The cover should give it away. This isn't the story of Walt Disney World, this is the story of Epcot and everything that attempted to personify the Experimental Prototype Community of Tomorrow as relayed by Walt. It seems, in fact, that Disney-MGM Studios and Disney's Animal Kingdom, neither portrayed in a very favorable light, are mentioned only out of courtesy.
Another issue I take up with this book is Koenig (and having read both Mouse Tales and Mouse Under Glass, I can say I'm a fan of his work) has a really difficult time being objective. The re-occurring theme in this book is how 'big-egoed' Michael Eisner virtually destroyed all that was good about the company with his bottom-line thinking, despite having spent many pages prior to Eisner's introduction talking about how the company as a whole was hemmoraging money left and right. Koening seems to have issue that Eisner took the only profitable division of the company (and yet not profitable enough to keep the company alive) and managed to yield more profits from it. At what cost? Enough to keep the Disney company around. Koenig inexplicably leaves out various items that wouldn't support his findings. How is it possible that a company bent on cutting costs everywhere would constantly be spending more money to revamp attractions, either favorably or not (Koenig harps on the Enchanted Tiki Room: Under New Management, but doesn't explain why it wasn't changed at Disneyland - in fact, under Eisner's reign, Disneyland's went under a major refurbishment to restore the original attraction). The problem with Koenig's reporting here is evident enough: it directly blames Eisner when something happens that he doesn't like, but when something does happen that he's in favor of, it's serendipitous or - in the case of Alien Encounter becoming Stitch's Great Escape -'prophetic' that better things are to come once Iger steps in. Again, completely ignoring that newer attractions such as Expedition Everest happened under Eisner's reign as well. Not to say that Eisner was perfect, but give credit where credit is due. It's just become the popular thing to blame him when something you don't like happens but give out credit like candy to everyone else when something you do like happens.

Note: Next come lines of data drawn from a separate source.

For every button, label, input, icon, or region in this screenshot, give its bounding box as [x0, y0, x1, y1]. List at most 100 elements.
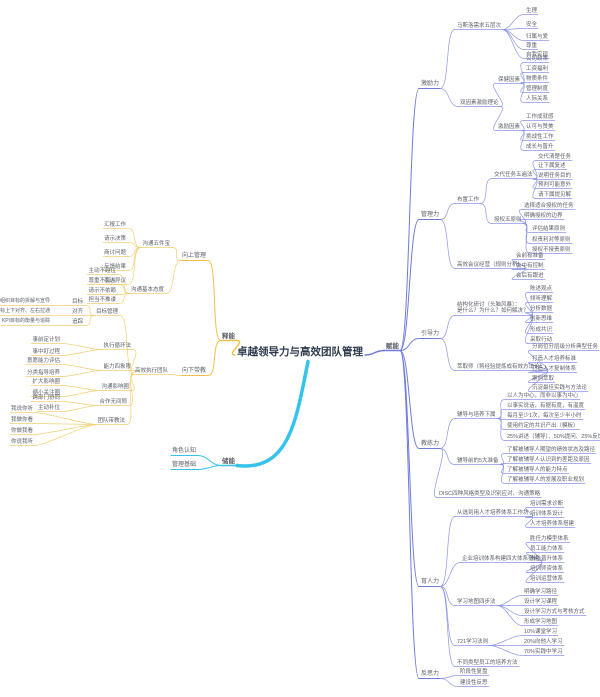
mindmap-node[interactable]: 70%实践中学习	[524, 649, 563, 655]
mindmap-node[interactable]: 请示不依赖	[88, 288, 116, 294]
mindmap-node[interactable]: 授权不授责原则	[532, 247, 571, 253]
mindmap-node[interactable]: 向上管理	[181, 253, 206, 259]
mindmap-node[interactable]: 认可与赞美	[526, 124, 554, 130]
mindmap-node[interactable]: 设计学习课程	[524, 599, 558, 605]
mindmap-node[interactable]: 角色认知	[171, 448, 196, 454]
mindmap-node[interactable]: 人际关系	[526, 96, 549, 102]
mindmap-node[interactable]: 执行循环法	[103, 343, 131, 349]
mindmap-node[interactable]: 主动补位	[37, 405, 60, 411]
mindmap-node[interactable]: 权责利对等原则	[532, 237, 571, 243]
mindmap-node[interactable]: 生理	[526, 8, 538, 14]
mindmap-node[interactable]: 培训运营体系	[530, 576, 564, 582]
mindmap-node[interactable]: 会中有控制	[516, 263, 544, 269]
mindmap-node[interactable]: 形成学习地图	[524, 619, 558, 625]
mindmap-node[interactable]: 分岗位分层级分析典型任务	[532, 344, 599, 350]
mindmap-node[interactable]: 教练力	[421, 441, 440, 447]
mindmap-node[interactable]: 反馈结果	[103, 264, 126, 270]
mindmap-node[interactable]: 目标	[71, 299, 83, 305]
mindmap-node[interactable]: 以人为中心，而非以事为中心	[507, 393, 579, 399]
mindmap-node[interactable]: DISC四种风格类型及识别应对、沟通策略	[439, 491, 541, 497]
mindmap-node[interactable]: 分类指导培养	[26, 370, 60, 376]
mindmap-node[interactable]: 物质条件	[526, 76, 549, 82]
mindmap-node[interactable]: 采取行动	[530, 337, 553, 343]
mindmap-node[interactable]: 打造人才培养标准	[532, 356, 577, 362]
mindmap-node[interactable]: 缩小关注圈	[32, 390, 60, 396]
mindmap-node[interactable]: 你说我听	[10, 439, 33, 445]
mindmap-node[interactable]: 企业培训体系构建四大体系搭建	[462, 556, 540, 562]
mindmap-node[interactable]: 安全	[526, 22, 538, 28]
mindmap-node[interactable]: 交代清楚任务	[538, 154, 572, 160]
mindmap-node[interactable]: 打造人才复制体系	[532, 366, 577, 372]
mindmap-node[interactable]: 事中盯过程	[32, 349, 60, 355]
mindmap-node[interactable]: 担当不推诿	[88, 297, 116, 303]
mindmap-node[interactable]: 建设性反思	[460, 680, 488, 686]
mindmap-node[interactable]: 保健因素	[498, 77, 521, 83]
mindmap-node[interactable]: 结构化研讨（头脑风暴）： 是什么？为什么？如何解决？	[457, 302, 529, 315]
mindmap-node[interactable]: 目标管理	[95, 309, 118, 315]
mindmap-node[interactable]: 培训师资体系	[530, 566, 564, 572]
mindmap-node[interactable]: 你做我看	[10, 428, 33, 434]
mindmap-node[interactable]: 交代任务五遍法	[494, 172, 533, 178]
mindmap-node[interactable]: 沟通五件宝	[142, 241, 170, 247]
mindmap-node[interactable]: 双因素激励理论	[460, 100, 499, 106]
mindmap-node[interactable]: 辅导与培养下属	[457, 412, 496, 418]
mindmap-node[interactable]: 汇报工作	[103, 222, 126, 228]
mindmap-node[interactable]: 创新思维	[530, 316, 553, 322]
mindmap-node[interactable]: 萃取师（将经验提炼成有效方法论）	[457, 364, 546, 370]
mindmap-node[interactable]: 了解被辅导人认识到的差距及原因	[507, 457, 590, 463]
mindmap-node[interactable]: 员工能力体系	[530, 546, 564, 552]
mindmap-node[interactable]: 选择适合授权的任务	[524, 203, 574, 209]
mindmap-node[interactable]: 案例萃取	[532, 376, 555, 382]
mindmap-node[interactable]: 沟通基本态度	[130, 287, 164, 293]
mindmap-node[interactable]: 主动不越位	[88, 268, 116, 274]
mindmap-node[interactable]: 了解被辅导人期望的绩效状态及路径	[507, 447, 596, 453]
mindmap-node[interactable]: 阶段性复盘	[460, 669, 488, 675]
mindmap-node[interactable]: 胜任力模型体系	[530, 536, 569, 542]
mindmap-node[interactable]: 形成共识	[530, 327, 553, 333]
mindmap-node[interactable]: 扩大影响圈	[32, 379, 60, 385]
mindmap-node[interactable]: 不同类型员工的培养方法	[457, 660, 518, 666]
mindmap-node[interactable]: 了解被辅导人的发展及职业规划	[507, 477, 585, 483]
mindmap-node[interactable]: 归属与爱	[526, 34, 549, 40]
mindmap-node[interactable]: 明确授权的边界	[524, 213, 563, 219]
mindmap-node[interactable]: 让下属复述	[538, 163, 566, 169]
mindmap-node[interactable]: 追踪	[71, 319, 83, 325]
mindmap-node[interactable]: 事前定计划	[32, 337, 60, 343]
mindmap-node[interactable]: 我做你看	[10, 417, 33, 423]
mindmap-node[interactable]: 对齐	[71, 309, 83, 315]
mindmap-node[interactable]: 高效执行团队	[134, 368, 168, 374]
mindmap-node[interactable]: 倾听理解	[530, 296, 553, 302]
central-topic[interactable]: 卓越领导力与高效团队管理	[237, 345, 363, 358]
mindmap-node[interactable]: 10%课堂学习	[524, 629, 558, 635]
mindmap-node[interactable]: 辅导前的5大准备	[457, 458, 499, 464]
mindmap-node[interactable]: 沉淀最佳实践与方法论	[532, 385, 588, 391]
mindmap-node[interactable]: 以事实说话，有据有度，有温度	[507, 403, 585, 409]
mindmap-node[interactable]: 公司政策	[526, 56, 549, 62]
mindmap-node[interactable]: 尊重	[526, 43, 538, 49]
mindmap-node[interactable]: 721学习法则	[457, 639, 489, 645]
mindmap-node[interactable]: 激励因素	[498, 124, 521, 130]
mindmap-node[interactable]: 商讨问题	[103, 250, 126, 256]
mindmap-node[interactable]: OKR目标上下对齐、左右拉通	[0, 308, 50, 314]
mindmap-node[interactable]: 每月至少1次，每次至少半小时	[507, 413, 582, 419]
mindmap-node[interactable]: 明确学习路径	[524, 589, 558, 595]
mindmap-node[interactable]: 管理制度	[526, 86, 549, 92]
mindmap-node[interactable]: 工资福利	[526, 66, 549, 72]
mindmap-node[interactable]: 分析数据	[530, 306, 553, 312]
mindmap-node[interactable]: 向下带教	[181, 368, 206, 374]
mindmap-node[interactable]: 成长与晋升	[526, 144, 554, 150]
mindmap-node[interactable]: 培训体系设计	[530, 511, 564, 517]
mindmap-node[interactable]: 了解被辅导人的能力特点	[507, 467, 568, 473]
mindmap-node[interactable]: 说明任务目的	[538, 173, 572, 179]
mindmap-node[interactable]: 能力四象限	[103, 364, 131, 370]
mindmap-node[interactable]: 会后有跟进	[516, 273, 544, 279]
mindmap-node[interactable]: 我说你听	[10, 406, 33, 412]
mindmap-node[interactable]: 沟通影响圈	[101, 384, 129, 390]
mindmap-node[interactable]: 工作成就感	[526, 114, 554, 120]
mindmap-node[interactable]: 引导力	[421, 331, 440, 337]
mindmap-node[interactable]: 组织目标的拆解与宣导	[0, 298, 50, 304]
mindmap-node[interactable]: 岗位晋升体系	[530, 556, 564, 562]
mindmap-node[interactable]: 管理力	[421, 212, 440, 218]
branch-shineng[interactable]: 释能	[222, 333, 235, 340]
mindmap-node[interactable]: 自我实现	[526, 52, 549, 58]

Ultimately - and still in respect to Eisner - this book reads as if Koenig was expecting (and rightfully so at the time) Disney to gloss over the 25th Anniversary of Epcot. While never explicitly mentioning it (although it wouldn't surprise me if earlier drafts did), he begins digging at it by mentioning how a Disneyland promotion was so succesful, that Eisner decided to milk it by celebrating virtual non-events like WDW's 15th.
This book is an ode to Epcot which happens to cover the Magic Kingdom simply because it's almost considered to be Epcot:Phase I here. All that aside, there is plenty of information to be found here that isn't found elsewhere. It's a decent read. I was hoping more for what one would expect having read Mouse Tales and the few such items that are mentioned seem a tad out of place given the full context of the book, but it's still worthy a read. As long as you forget there are other parks after it.
A much fairer review of Eisner (both good and bad) can be found in books like Disney War, but certainly not here.